Oliver Brown ha incontrato un destino molto meno solenne, riverso su un marciapiede qualsiasi di Point Breeze. Un colpo di laser e poi la violenza del diamante spaccato a forza contro gli zigomi, il naso, la bocca. La testa fatta a pezzi, quasi irriconoscibile.
L’ha pianto sulle spalle di Nadì Chapman per mesi, poi ha trovato il coraggio e si è deciso: ad andare avanti, a mettersi dietro quella storia, a comprarle un anello e chiederle di sposarlo come aveva promesso prima che le cose andassero male.
Allora non immaginava che sarebbero poi andate anche peggio. La maschera di Mooney era sempre stata dietro l’angolo, proprio sopra la mensola del bagno, in una nicchia sul tetto. Il peggiore dei cliché.
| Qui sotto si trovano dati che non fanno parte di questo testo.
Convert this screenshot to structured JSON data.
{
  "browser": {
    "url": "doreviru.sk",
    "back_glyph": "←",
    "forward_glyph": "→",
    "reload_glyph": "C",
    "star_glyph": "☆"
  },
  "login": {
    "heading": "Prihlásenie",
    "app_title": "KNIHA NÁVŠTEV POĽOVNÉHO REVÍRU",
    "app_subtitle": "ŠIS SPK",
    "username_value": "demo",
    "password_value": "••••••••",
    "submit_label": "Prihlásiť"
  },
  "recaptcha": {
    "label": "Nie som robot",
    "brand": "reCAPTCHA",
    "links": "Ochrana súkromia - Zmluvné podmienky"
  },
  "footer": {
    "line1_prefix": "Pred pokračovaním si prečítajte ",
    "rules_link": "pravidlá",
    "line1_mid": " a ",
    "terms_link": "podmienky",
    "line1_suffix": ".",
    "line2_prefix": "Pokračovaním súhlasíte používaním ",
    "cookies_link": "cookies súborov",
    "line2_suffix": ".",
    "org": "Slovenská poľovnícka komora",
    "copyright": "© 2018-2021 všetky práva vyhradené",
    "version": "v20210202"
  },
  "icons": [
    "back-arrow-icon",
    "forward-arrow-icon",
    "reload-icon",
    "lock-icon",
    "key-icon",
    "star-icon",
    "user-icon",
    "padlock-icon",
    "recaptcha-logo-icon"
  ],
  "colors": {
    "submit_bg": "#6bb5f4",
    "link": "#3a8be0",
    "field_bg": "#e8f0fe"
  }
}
"Dimmi che c’è un motivo, Nad. Dimmi che questa storia ha un altro perché. Dimmi che non sei tu. Non puoi essere tu. Non sei tu. No, non puoi essere stata tu.”
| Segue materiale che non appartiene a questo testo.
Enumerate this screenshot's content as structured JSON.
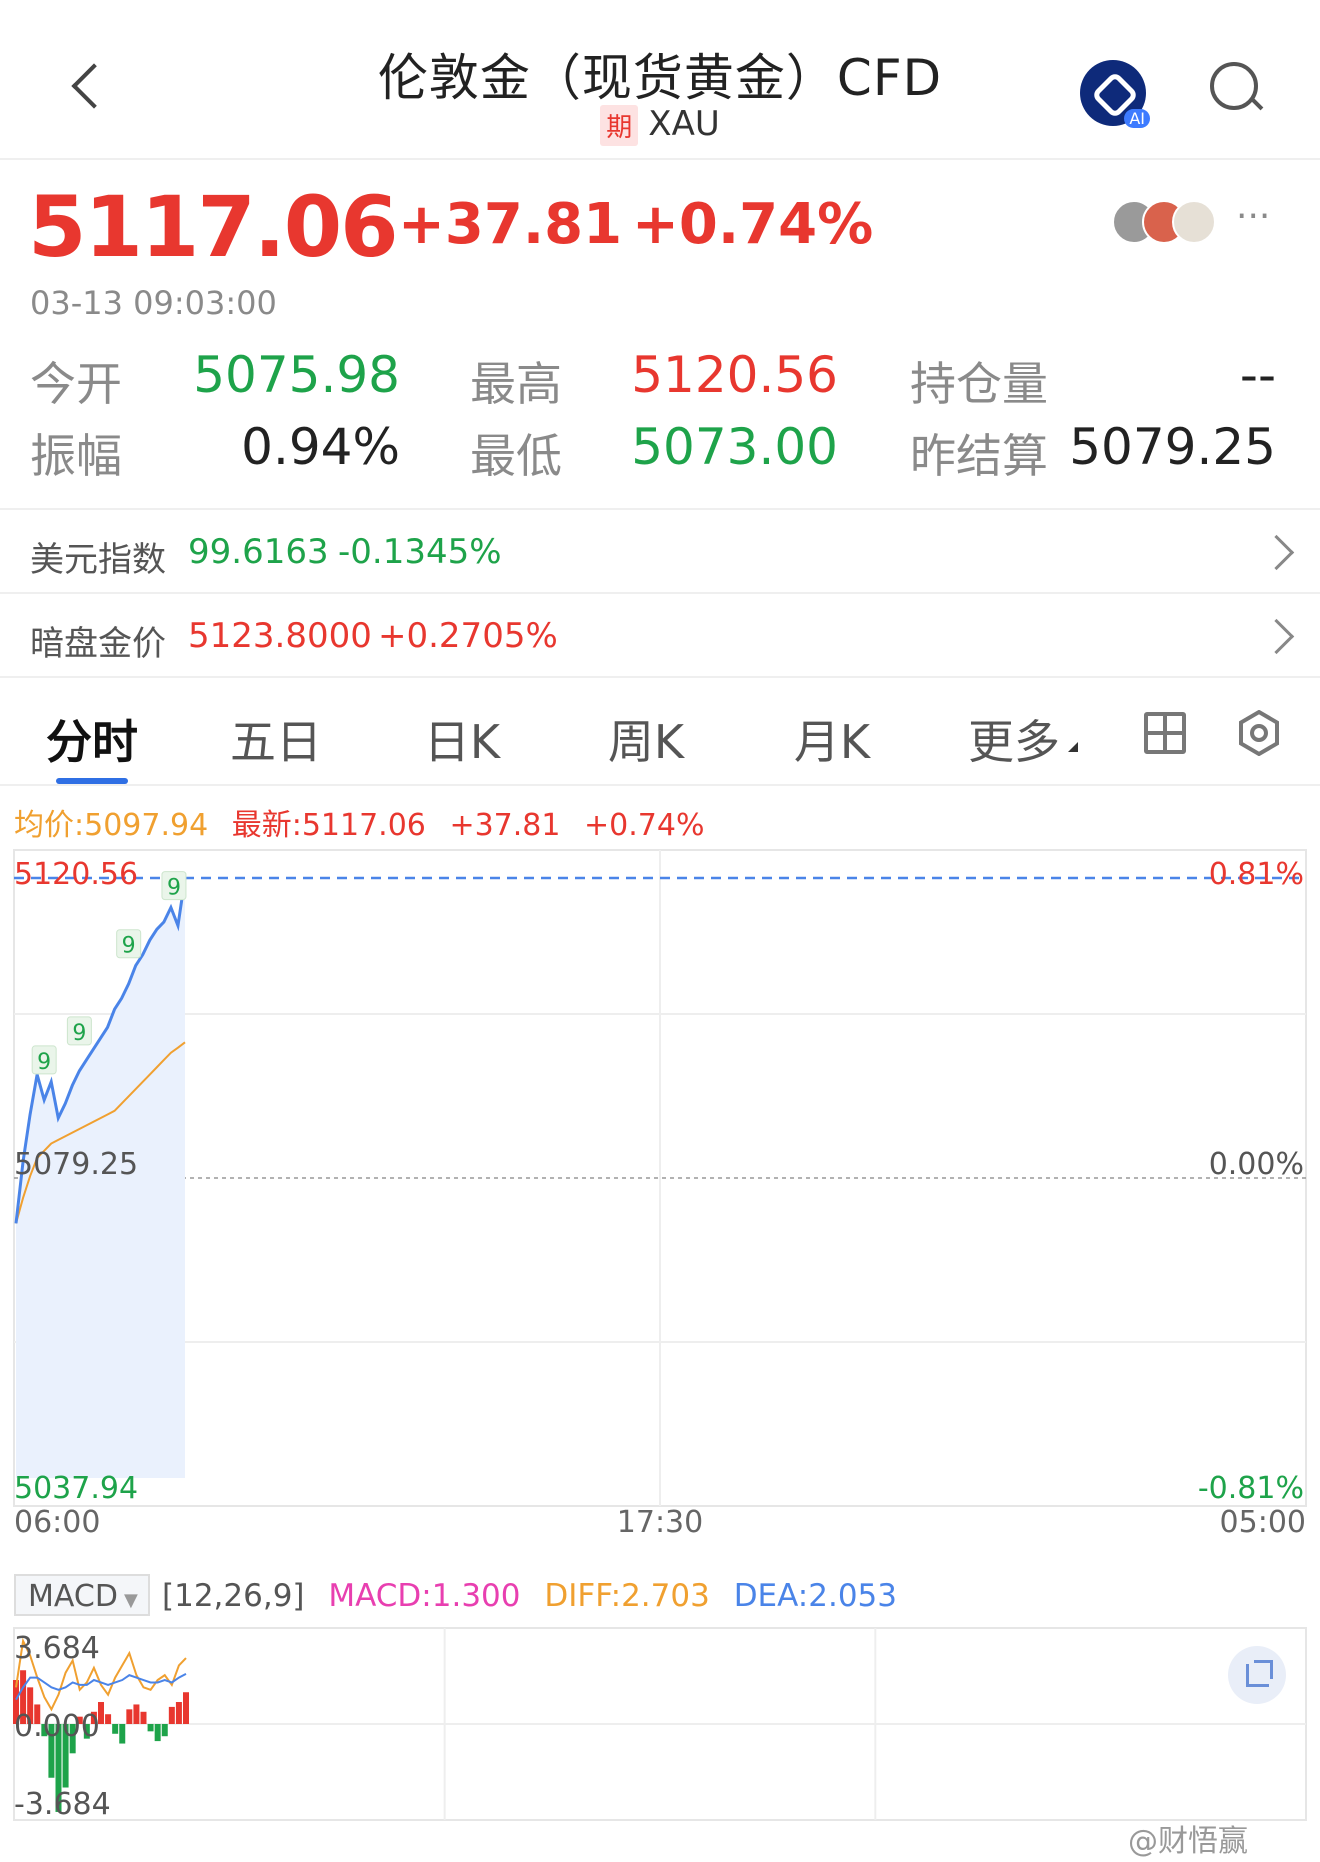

“Speravo che la trovassi, Kris. Io non sarei mai riuscita a dirti la verità.”
La verità se la sono poi urlata addosso per mesi, in una caccia sciolta dentro la follia di una guerra tra galassie. Magnus è stato solo un fantasma ai bordi di quella storia. La vendetta d’un fratello e il dolore di un cuore tradito superano qualsiasi altra cosa al mondo. Almeno per Kris Nguyen.
Così ha sacrificato una vita intera. Il 7 Ottobre il bollettino di guerra ha raccontato d’un palazzo crollato nel Devil’s e di qualche vittima civile. C’era anche lui. Forse c’era anche Nadi. È un dettaglio a cui non ha trovato conferma nemmeno dopo il suo ritorno. Una caccia senza fine.
Devi andare avanti, Kris.
Glie lo hanno detto tutti.
Glie lo ha detto Oliver.
Glie lo ha detto Lenoir.
Lei se ne è appena andata.
In questa realtà o in tutte le altre... non sarai mai diverso. Non c'è nessun futuro possibile, nessun potrebbe essere. Devo farlo. Se non voglio fare la tua stessa fine... devo lasciarti andare.
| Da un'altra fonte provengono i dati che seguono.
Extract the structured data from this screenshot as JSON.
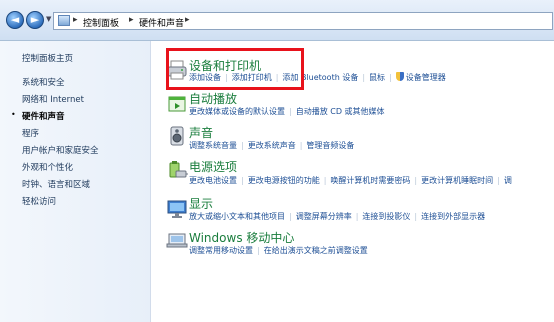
{
  "address_bar": {
    "back_glyph": "◄",
    "forward_glyph": "►",
    "dropdown_glyph": "▼",
    "separator": "▸",
    "crumbs": [
      "控制面板",
      "硬件和声音"
    ]
  },
  "left_nav": {
    "home": "控制面板主页",
    "bullet": "•",
    "items": [
      "系统和安全",
      "网络和 Internet",
      "硬件和声音",
      "程序",
      "用户帐户和家庭安全",
      "外观和个性化",
      "时钟、语言和区域",
      "轻松访问"
    ],
    "current_index": 2
  },
  "categories": [
    {
      "title": "设备和打印机",
      "icon": "printer-icon",
      "links": [
        "添加设备",
        "添加打印机",
        "添加 Bluetooth 设备",
        "鼠标",
        "设备管理器"
      ]
    },
    {
      "title": "自动播放",
      "icon": "autoplay-icon",
      "links": [
        "更改媒体或设备的默认设置",
        "自动播放 CD 或其他媒体"
      ]
    },
    {
      "title": "声音",
      "icon": "speaker-icon",
      "links": [
        "调整系统音量",
        "更改系统声音",
        "管理音频设备"
      ]
    },
    {
      "title": "电源选项",
      "icon": "power-icon",
      "links": [
        "更改电池设置",
        "更改电源按钮的功能",
        "唤醒计算机时需要密码",
        "更改计算机睡眠时间",
        "调"
      ]
    },
    {
      "title": "显示",
      "icon": "monitor-icon",
      "links": [
        "放大或缩小文本和其他项目",
        "调整屏幕分辨率",
        "连接到投影仪",
        "连接到外部显示器"
      ]
    },
    {
      "title": "Windows 移动中心",
      "icon": "mobility-center-icon",
      "links": [
        "调整常用移动设置",
        "在给出演示文稿之前调整设置"
      ]
    }
  ],
  "colors": {
    "category_title": "#1a7d3d",
    "link": "#1e4f95",
    "highlight_box": "#e8121b"
  }
}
Per un attimo il silenzio del HQ della polizia pare ingoiarselo.
Ha ancora quel telefono tra le mani ed è senza nemmeno rendersene conto che compone un numero che ha ormai imparato a memoria. Gli squilli tutti identici lo fanno sentire un po’ meno solo al mondo. Gli ricordano i vecchi tempi, le nocche spaccate, le botte in faccia, la vita dura, gli affitti sotto i 200$ dollari e la Camaro di suo fratello.
Rispondi. Anche se non ha alcun senso, ti prego, tu rispondi.